CABOT, Ark — We all have that one lifelong friend - the one we rode bikes with, the one who knew our home phone number by heart and the one who would drop everything to help us when we needed it.
These types of friends are the ones that know us the best and the ones we rely on most when we have reached our breaking point.
Childhood friends Tracy Hart and Robert Lambert embody this type of bond that can teach us all a lesson.
Hart has known Lambert since she was 14-years-old and over the past year, she has seen him battle with one thing after another.
On Sunday while putting price tags on jewelry at her boutique, she thought about Lambert and had an idea.
Hart said it is a simple exchange, that can go a long way, for her lifelong friend whose life changed in the blink of an eye.
"Everybody that's come in has said, I either have been there or I know I could be there," she said.
When you walk into Hart's boutique, Wild Heart Gypsy Soul, you'll see a table that is covered in jewelry.
It may just like look it's beads tied up on strings, but for Hart it has a deeper meaning.
"I know his friendship has supported me through my lowest times and helped me get here," she said.
Hart said she watched her friend of 30 years have almost everything taken away from him in under a year.
"It was just a few circumstances that changed his life dramatically in six months," she said.
Robert Lambert said he first took off from work to care for his daughter, then suddenly his dad and mom both became ill and he was trying to keep his family afloat.
"It just was snowball effect. It's just a tough spot," he said.
Lambert said just when he thought it couldn't get worse, his wife lost her job.
"I'm trying to keep it together but it's just, kind of a losing battle I think," he said.
A battle Lambert can't face on his own, so on Sunday Hart said she decided to give out jewelry for free at her Cabot boutique in exchange for food for Lambert.
"I wanted a way to give back to him some way, you know, and I don't have it personally to hand to him," she said.

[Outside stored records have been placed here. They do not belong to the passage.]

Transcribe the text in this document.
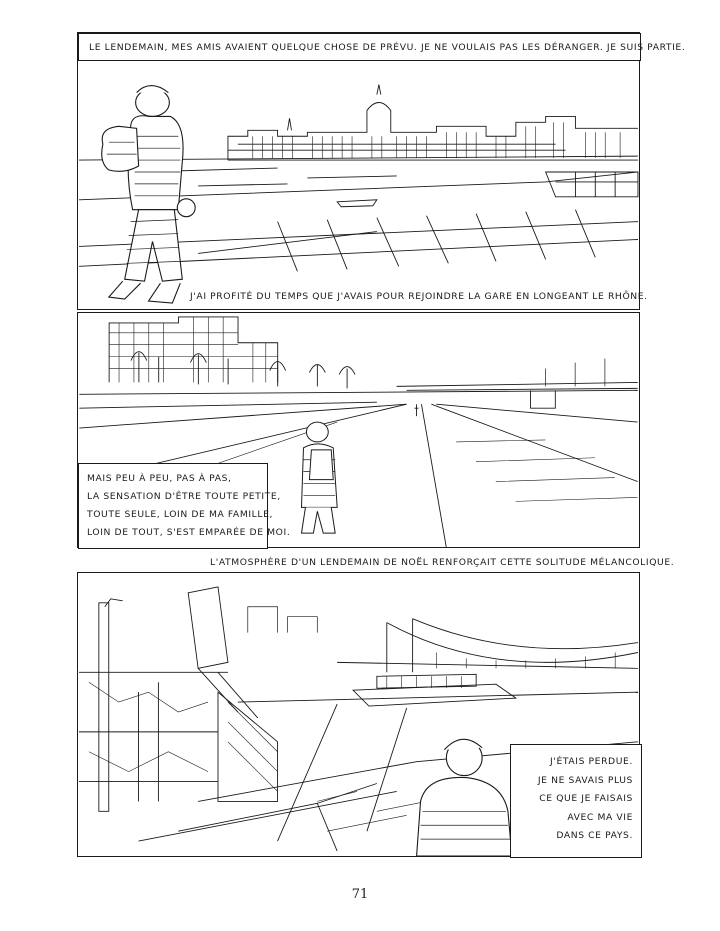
LE LENDEMAIN, MES AMIS AVAIENT QUELQUE CHOSE DE PRÉVU. JE NE VOULAIS PAS LES DÉRANGER. JE SUIS PARTIE.
J'AI PROFITÉ DU TEMPS QUE J'AVAIS POUR REJOINDRE LA GARE EN LONGEANT LE RHÔNE.
MAIS PEU À PEU, PAS À PAS,
LA SENSATION D'ÊTRE TOUTE PETITE,
TOUTE SEULE, LOIN DE MA FAMILLE,
LOIN DE TOUT, S'EST EMPARÉE DE MOI.
L'ATMOSPHÈRE D'UN LENDEMAIN DE NOËL RENFORÇAIT CETTE SOLITUDE MÉLANCOLIQUE.
J'ÉTAIS PERDUE.
JE NE SAVAIS PLUS
CE QUE JE FAISAIS
AVEC MA VIE
DANS CE PAYS.
71
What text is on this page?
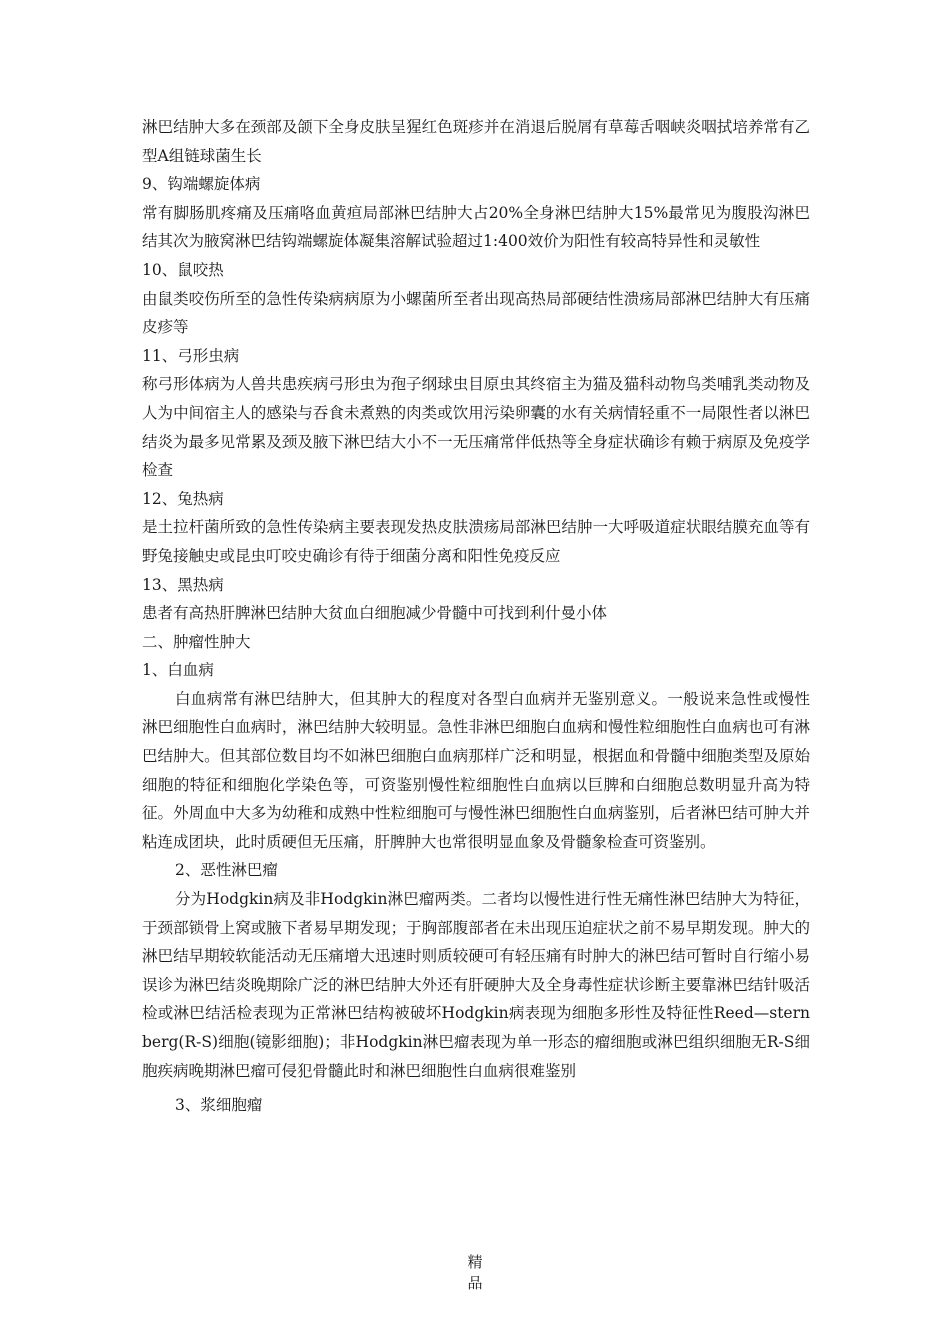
淋巴结肿大多在颈部及颌下全身皮肤呈猩红色斑疹并在消退后脱屑有草莓舌咽峡炎咽拭培养常有乙型A组链球菌生长

9、钩端螺旋体病

常有脚肠肌疼痛及压痛咯血黄疸局部淋巴结肿大占20%全身淋巴结肿大15%最常见为腹股沟淋巴结其次为腋窝淋巴结钩端螺旋体凝集溶解试验超过1:400效价为阳性有较高特异性和灵敏性

10、鼠咬热

由鼠类咬伤所至的急性传染病病原为小螺菌所至者出现高热局部硬结性溃疡局部淋巴结肿大有压痛皮疹等

11、弓形虫病

称弓形体病为人兽共患疾病弓形虫为孢子纲球虫目原虫其终宿主为猫及猫科动物鸟类哺乳类动物及人为中间宿主人的感染与吞食未煮熟的肉类或饮用污染卵囊的水有关病情轻重不一局限性者以淋巴结炎为最多见常累及颈及腋下淋巴结大小不一无压痛常伴低热等全身症状确诊有赖于病原及免疫学检查

12、兔热病

是土拉杆菌所致的急性传染病主要表现发热皮肤溃疡局部淋巴结肿一大呼吸道症状眼结膜充血等有野兔接触史或昆虫叮咬史确诊有待于细菌分离和阳性免疫反应

13、黑热病

患者有高热肝脾淋巴结肿大贫血白细胞减少骨髓中可找到利什曼小体

二、肿瘤性肿大

1、白血病

白血病常有淋巴结肿大，但其肿大的程度对各型白血病并无鉴别意义。一般说来急性或慢性淋巴细胞性白血病时，淋巴结肿大较明显。急性非淋巴细胞白血病和慢性粒细胞性白血病也可有淋巴结肿大。但其部位数目均不如淋巴细胞白血病那样广泛和明显，根据血和骨髓中细胞类型及原始细胞的特征和细胞化学染色等，可资鉴别慢性粒细胞性白血病以巨脾和白细胞总数明显升高为特征。外周血中大多为幼稚和成熟中性粒细胞可与慢性淋巴细胞性白血病鉴别，后者淋巴结可肿大并粘连成团块，此时质硬但无压痛，肝脾肿大也常很明显血象及骨髓象检查可资鉴别。

2、恶性淋巴瘤

分为Hodgkin病及非Hodgkin淋巴瘤两类。二者均以慢性进行性无痛性淋巴结肿大为特征，于颈部锁骨上窝或腋下者易早期发现；于胸部腹部者在未出现压迫症状之前不易早期发现。肿大的淋巴结早期较软能活动无压痛增大迅速时则质较硬可有轻压痛有时肿大的淋巴结可暂时自行缩小易误诊为淋巴结炎晚期除广泛的淋巴结肿大外还有肝硬肿大及全身毒性症状诊断主要靠淋巴结针吸活检或淋巴结活检表现为正常淋巴结构被破坏Hodgkin病表现为细胞多形性及特征性Reed—sternberg(R-S)细胞(镜影细胞)；非Hodgkin淋巴瘤表现为单一形态的瘤细胞或淋巴组织细胞无R-S细胞疾病晚期淋巴瘤可侵犯骨髓此时和淋巴细胞性白血病很难鉴别

3、浆细胞瘤

精品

Hart said when she opened her doors at 11 a.m. people began to flood in until 4 p.m. bringing enough food to fill Lambert's trunk with groceries.
Lambert said the amount of food was overwhelming.
"I wouldn't have guessed that many people would've brought stuff up," he said.
A simple piece of jewelry in exchange for a can to support a friendship that Hart said is hard to describe in words.
"I can't really explain our friendship, he's like the brother I never had," she said.
If you would like to help Lambert and his wife, you can drop off food donations at Hart's boutique, Wild Heart Gypsy Soul, at 207 N. 2nd St. in Cabot on Tuesday from 11 a.m. to 3 p.m.
Hart said she will also accept cash donations to give to Lambert's family.